The Grudge, 2020.
Directed by Nicolas Pesce.
Starring Andrea Riseborough, Demián Bichir, John Cho, Lin Shaye, Jacki Weaver, Betty Gilpin, William Sadler, Frankie Faison, Nancy Sorel, Tara Westwood, and Joel Garland.
A house is cursed by a vengeful ghost that dooms those who enter it with a violent death.
Horror reboots engender sceptical expectations at the very best of times, though this admittedly unnecessary re-tooling of the long-dormant The Grudge franchise was at least being brought to the screen by a unique genre voice.
Nicholas Pesce turned a lot of heads with his 2016 debut The Eyes of My Mother, a distinctively chilling effort noted for its creeping atmosphere and uniquely startling visuals. And with this reboot roping in a talented cast in the bargain, there was a sliver of hope that they might’ve been attracted to a bold, left-field reinvention of the series.
The sad truth, then, is that Pesce’s The Grudge is actually worse than 2004’s first U.S. remake, as was helmed by the filmmaker behind the Japanese originals, Takashi Shimizu. If the 2004 film at least benefited from its campier, sillier tone and general rollercoaster ride feel complete with amusingly OTT set-pieces, Pesce’s new take is, despite its skilled cast, a totally airless bore.
Though technically a “side-quel” to the 2004 movie, this new Grudge is more-or-less a re-telling of a similar story, albeit with the slightly new spicing of a True Detective-style murder-mystery yarn. Detective Muldoon (Andrea Riseborough) and her partner Detective Goodman (Demián Bichir) find themselves investigating a series of grisly happenings related to a single address, and it soon becomes clear that something untoward – that is, supernatural – is afoot in said house.
Despite the basic logline being well-known to even casual horror fans, Pesce’s film spends an inordinate amount of its 94-minute runtime playing coy with the audience, once again adopting a non-linear storytelling approach which is ultimately more irritating than rewarding.
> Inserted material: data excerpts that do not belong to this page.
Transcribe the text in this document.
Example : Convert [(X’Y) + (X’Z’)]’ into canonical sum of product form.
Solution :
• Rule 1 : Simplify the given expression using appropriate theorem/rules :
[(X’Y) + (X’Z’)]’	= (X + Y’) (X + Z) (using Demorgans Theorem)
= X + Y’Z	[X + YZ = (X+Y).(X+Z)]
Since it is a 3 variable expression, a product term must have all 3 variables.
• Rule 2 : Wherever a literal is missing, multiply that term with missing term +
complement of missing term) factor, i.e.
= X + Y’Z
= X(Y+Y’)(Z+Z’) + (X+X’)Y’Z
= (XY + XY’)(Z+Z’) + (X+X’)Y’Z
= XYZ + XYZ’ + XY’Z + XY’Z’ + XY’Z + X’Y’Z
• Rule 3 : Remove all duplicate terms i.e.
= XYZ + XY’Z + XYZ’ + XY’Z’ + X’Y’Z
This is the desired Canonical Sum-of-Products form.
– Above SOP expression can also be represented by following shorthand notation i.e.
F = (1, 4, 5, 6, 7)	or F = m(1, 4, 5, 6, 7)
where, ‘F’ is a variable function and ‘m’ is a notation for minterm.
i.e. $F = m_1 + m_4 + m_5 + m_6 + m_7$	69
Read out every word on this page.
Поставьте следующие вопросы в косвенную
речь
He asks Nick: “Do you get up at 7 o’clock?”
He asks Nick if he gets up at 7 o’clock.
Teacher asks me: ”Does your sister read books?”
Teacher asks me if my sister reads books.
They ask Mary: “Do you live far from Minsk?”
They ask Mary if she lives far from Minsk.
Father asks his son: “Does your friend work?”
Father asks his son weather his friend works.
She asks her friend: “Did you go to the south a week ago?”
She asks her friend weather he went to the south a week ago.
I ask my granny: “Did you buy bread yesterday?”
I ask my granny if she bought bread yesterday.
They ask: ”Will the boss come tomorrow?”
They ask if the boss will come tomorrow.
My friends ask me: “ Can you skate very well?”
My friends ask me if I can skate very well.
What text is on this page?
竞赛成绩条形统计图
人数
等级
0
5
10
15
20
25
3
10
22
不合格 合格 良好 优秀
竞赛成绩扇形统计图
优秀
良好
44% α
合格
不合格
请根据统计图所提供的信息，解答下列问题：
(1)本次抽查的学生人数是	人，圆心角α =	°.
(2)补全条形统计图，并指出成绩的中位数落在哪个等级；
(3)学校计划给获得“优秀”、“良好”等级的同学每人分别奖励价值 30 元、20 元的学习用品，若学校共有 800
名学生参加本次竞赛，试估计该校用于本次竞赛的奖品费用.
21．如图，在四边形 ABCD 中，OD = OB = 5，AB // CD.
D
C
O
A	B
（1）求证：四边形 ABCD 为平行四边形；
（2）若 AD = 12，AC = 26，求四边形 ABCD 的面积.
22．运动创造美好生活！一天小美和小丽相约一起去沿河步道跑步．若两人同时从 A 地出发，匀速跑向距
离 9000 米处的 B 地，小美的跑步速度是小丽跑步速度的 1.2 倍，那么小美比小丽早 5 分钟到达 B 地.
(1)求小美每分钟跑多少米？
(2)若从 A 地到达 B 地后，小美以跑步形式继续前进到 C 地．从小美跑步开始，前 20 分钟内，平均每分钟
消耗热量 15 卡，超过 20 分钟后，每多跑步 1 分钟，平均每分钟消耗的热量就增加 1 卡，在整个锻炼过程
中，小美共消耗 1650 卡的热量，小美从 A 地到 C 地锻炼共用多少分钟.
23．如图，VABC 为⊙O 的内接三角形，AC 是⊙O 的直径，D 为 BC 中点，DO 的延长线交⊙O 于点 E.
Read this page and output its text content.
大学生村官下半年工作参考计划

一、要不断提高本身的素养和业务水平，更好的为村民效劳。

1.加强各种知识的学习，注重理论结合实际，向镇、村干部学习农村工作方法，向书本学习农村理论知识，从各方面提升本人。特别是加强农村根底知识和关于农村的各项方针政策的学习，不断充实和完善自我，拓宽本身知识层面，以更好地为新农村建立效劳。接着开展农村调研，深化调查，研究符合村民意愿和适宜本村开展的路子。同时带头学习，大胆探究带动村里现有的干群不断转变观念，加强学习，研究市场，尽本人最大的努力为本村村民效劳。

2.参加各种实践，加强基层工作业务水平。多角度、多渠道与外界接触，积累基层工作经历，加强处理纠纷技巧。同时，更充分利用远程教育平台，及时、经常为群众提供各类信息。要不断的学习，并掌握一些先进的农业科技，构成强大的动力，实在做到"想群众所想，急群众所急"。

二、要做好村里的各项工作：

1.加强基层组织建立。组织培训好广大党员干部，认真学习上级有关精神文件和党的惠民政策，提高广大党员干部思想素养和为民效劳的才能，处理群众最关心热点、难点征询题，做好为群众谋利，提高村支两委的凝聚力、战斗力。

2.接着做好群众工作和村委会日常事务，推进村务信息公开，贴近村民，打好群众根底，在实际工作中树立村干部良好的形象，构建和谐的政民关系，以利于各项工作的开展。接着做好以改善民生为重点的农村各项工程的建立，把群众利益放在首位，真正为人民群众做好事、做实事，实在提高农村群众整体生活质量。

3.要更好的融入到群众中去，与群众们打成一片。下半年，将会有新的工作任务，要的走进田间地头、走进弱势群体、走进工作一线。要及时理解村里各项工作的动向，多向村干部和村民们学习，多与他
The first two acts comprise a lot of bloated yapping about what has happened to the poor victims, before the third reel finally dispenses with any pretense of “classiness” and shows it all, by festooning ridiculous gore, both digital and unexpectedly practical, all over the screen.
But it’s tough to care much about what’s going on when the film is both so awkwardly fragmented and formulaic; Muldoon is of course a bereaved mother with a young son, and it’s not much of a spoiler to say that this family unit is inexorably threatened by the titular presence.
Except, Muldoon is kept off screen for several lengthy passages of the movie as Pesce darts around to other characters we scarcely know – including those played by the thoroughly under-utilised John Cho, Betty Gilpin, Jacki Weaver, William Sadler, Frankie Faison, and Lin Shaye – making the film feel lacking in a persuasive emotional core.
The sheer fact that seemingly decent people are being terrorised by a malevolent supernatural presence should really be enough to make us care, yet when the drama is so stock, the “scares” so metronomically predictable, and the visuals so headache-inducingly jaundiced, you’re more likely to clock-watch your way to the finish line.
Speaking of which, those hoping for a satisfying ending should know now that there isn’t one waiting for them here. Without giving the game away, the final scene almost feels like an intentional attempt to enrage the audience, and it’s probably the worst possible thing Sony could’ve allowed Pesce to do if they were actually keen on a sequel (as, surely, they were).
The ending does speak to Pesce’s sensibilities as an indie filmmaker less concerned with the trite, tidy sentimentality of conventional Hollywood genre filmmaking, and while the film does very occasionally suggest how his meaner, sparser approach could’ve worked, it’s fundamentally hobbled by the utterly soulless writing and, most disappointingly of all, a near-total lack of mood.
In the very least, the ever-brilliant Andrea Riseborough slinks out of the picture with her dignity in tact, making an earnest attempt to lend a real sense of humanity to Muldoon, no matter that the elliptical narrative totally steamrolls her game effort. As a result, the new Grudge is neither as tawdrily enjoyable as the 2004 remake nor as viscerally effective as the Japanese original.
Not merely content to be an atmosphere-devoid horror reboot that few were pining for, The Grudge strands a wildly over-qualified cast in a misfire that’s also staggeringly dull.